The huge capital available notwithstanding, insurance companies have taken steps such as setting up full-fledged oil and gas departments staffed with professionally trained and qualified oil and gas underwriters.

He explained that the NIA had contributed to the development of this area through organised programmes to build the human capacity for oil and gas underwriting in the country.

NIA chief said that the body was fully convinced that insurance companies had the capacity to underwrite the required local content of oil and gas risks in line with the Federal Government’s expectations. “As we approach 2010 when the local content insurance is expected to move to 70 per cent, efforts are underway to ensure that insurance companies take up the entire 70 per cent of insurance risks in oil and gas.”

Barr. Jimoh Ibrahim, Chairman NICON Group had commended the Federal Government and the National Insurance Commission (|NAICOM) for their support of the insurance industry through the local content policy in oil and gas insurance.”

He said that in the past few years the industry had grown capitalisation by more than 1000 per cent and that is the reason you find underwriting companies such as NICON Insurance in Sao Tome and Principe underwriting oil risks, IGI in Uganda and many Nigerian insurance companies in the West Coast of Africa doing creditably well, it shows the level of corruption in the NNPC system.

According to the NICON chairman, “the NNPC should understand that in the insurance business, you talk of spreading of risks, you take a proportion of the risk you can conveniently underwrite so that when claims arise you can pay since insurance is a global business. The time has come for them to stop this blackmail and support the industry to fulfill the government’s local content policy in insurance.

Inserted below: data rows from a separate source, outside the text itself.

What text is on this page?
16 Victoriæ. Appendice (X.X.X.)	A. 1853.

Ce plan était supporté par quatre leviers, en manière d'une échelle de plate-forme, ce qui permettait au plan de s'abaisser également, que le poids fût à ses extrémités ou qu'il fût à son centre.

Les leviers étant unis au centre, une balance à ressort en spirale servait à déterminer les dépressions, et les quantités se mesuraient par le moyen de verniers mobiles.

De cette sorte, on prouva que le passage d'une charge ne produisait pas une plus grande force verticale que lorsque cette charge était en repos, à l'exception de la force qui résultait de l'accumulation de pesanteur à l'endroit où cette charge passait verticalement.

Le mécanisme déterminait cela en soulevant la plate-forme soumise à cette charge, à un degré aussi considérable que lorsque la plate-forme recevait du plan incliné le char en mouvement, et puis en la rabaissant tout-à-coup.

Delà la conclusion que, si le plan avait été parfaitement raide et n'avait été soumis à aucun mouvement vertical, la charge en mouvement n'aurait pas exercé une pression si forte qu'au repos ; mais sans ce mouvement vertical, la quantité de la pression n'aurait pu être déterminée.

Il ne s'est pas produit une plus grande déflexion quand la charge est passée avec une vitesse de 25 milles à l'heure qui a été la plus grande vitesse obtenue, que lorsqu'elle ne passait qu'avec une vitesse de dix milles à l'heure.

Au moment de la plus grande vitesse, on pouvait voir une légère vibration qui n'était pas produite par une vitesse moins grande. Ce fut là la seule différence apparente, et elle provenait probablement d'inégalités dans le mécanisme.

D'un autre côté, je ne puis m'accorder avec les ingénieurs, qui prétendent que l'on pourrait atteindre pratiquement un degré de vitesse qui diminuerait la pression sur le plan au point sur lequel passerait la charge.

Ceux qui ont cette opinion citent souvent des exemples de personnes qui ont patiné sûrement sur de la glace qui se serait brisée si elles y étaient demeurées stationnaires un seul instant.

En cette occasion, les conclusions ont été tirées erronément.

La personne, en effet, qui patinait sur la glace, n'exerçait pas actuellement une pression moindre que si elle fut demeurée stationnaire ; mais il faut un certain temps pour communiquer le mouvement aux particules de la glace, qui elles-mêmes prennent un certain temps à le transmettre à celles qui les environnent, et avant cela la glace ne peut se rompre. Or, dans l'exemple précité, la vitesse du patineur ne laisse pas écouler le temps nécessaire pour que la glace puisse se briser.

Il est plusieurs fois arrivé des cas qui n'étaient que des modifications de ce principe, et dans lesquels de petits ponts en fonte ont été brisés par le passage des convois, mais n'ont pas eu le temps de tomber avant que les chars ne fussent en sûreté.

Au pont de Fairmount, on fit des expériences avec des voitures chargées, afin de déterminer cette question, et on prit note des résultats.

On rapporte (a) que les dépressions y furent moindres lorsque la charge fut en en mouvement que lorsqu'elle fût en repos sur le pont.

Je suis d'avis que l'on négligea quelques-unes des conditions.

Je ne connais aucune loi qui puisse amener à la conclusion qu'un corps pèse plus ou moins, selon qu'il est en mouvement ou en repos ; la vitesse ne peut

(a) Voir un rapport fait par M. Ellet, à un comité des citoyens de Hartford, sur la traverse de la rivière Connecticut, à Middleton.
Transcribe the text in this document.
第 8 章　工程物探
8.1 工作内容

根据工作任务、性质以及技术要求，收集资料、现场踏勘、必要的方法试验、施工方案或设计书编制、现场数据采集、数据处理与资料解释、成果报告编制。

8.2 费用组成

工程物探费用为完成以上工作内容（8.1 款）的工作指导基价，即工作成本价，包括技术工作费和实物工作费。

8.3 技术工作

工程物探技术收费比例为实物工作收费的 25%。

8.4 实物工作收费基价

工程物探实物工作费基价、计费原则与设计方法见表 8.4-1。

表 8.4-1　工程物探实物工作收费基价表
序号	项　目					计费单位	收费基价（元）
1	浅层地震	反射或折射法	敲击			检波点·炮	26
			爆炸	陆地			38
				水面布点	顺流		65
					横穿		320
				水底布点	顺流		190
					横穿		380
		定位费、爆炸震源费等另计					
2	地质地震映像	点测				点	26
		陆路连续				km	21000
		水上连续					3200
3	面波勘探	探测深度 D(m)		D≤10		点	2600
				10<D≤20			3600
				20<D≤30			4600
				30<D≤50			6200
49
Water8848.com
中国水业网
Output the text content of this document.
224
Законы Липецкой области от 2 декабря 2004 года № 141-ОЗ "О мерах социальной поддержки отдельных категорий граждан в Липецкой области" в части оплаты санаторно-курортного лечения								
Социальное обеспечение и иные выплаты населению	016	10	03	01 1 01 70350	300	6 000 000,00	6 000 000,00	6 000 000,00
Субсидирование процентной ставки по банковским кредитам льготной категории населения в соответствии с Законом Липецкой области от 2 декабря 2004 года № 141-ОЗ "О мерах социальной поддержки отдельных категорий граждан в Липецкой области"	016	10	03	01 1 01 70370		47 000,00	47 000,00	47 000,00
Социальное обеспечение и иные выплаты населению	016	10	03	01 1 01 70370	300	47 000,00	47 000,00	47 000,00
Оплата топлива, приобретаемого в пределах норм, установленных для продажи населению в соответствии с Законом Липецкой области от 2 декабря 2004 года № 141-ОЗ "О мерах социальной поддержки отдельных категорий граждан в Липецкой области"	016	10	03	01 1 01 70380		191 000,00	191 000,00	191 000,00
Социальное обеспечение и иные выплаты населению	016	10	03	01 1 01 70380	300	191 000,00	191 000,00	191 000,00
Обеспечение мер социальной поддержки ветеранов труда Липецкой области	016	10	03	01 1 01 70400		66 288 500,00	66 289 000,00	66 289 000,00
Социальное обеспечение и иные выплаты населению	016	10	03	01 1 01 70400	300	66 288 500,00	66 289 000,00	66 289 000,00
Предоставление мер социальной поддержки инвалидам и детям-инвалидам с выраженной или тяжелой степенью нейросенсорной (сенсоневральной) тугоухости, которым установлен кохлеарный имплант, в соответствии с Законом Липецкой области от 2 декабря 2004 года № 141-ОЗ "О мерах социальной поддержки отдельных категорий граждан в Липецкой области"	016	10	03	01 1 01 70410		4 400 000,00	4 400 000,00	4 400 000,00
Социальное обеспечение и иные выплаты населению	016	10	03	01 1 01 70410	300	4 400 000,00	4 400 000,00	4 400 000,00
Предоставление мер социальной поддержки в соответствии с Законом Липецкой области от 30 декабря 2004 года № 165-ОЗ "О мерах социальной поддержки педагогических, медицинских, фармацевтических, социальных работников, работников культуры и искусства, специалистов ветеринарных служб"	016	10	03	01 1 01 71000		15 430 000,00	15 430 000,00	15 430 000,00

The Nigerian oil and gas sector plays a very dominant role to the economy in that 90 per cent of the total revenue is from oil and gas production while over 90 per cent of the nation foreign exchange earnings come from the sales of crude oil. The Nigerian Government has set a minimum local content target of 75% by 2010 for all works and contracts to be undertaken in or on behalf of all oil & gas companies operating in the Nigerian oil & gas industry.

This target is fully supported by the oil & gas companies operating in Nigeria. To meet this target, a number of processes are now in place including a contract evaluation and award criteria which favour bids that meet or exceed the minimum local content target. The Nigerian government, via the NCD (Nigerian Content Division) of the NNPC, has issued a list of 23 categories of work which must be executed in Nigeria.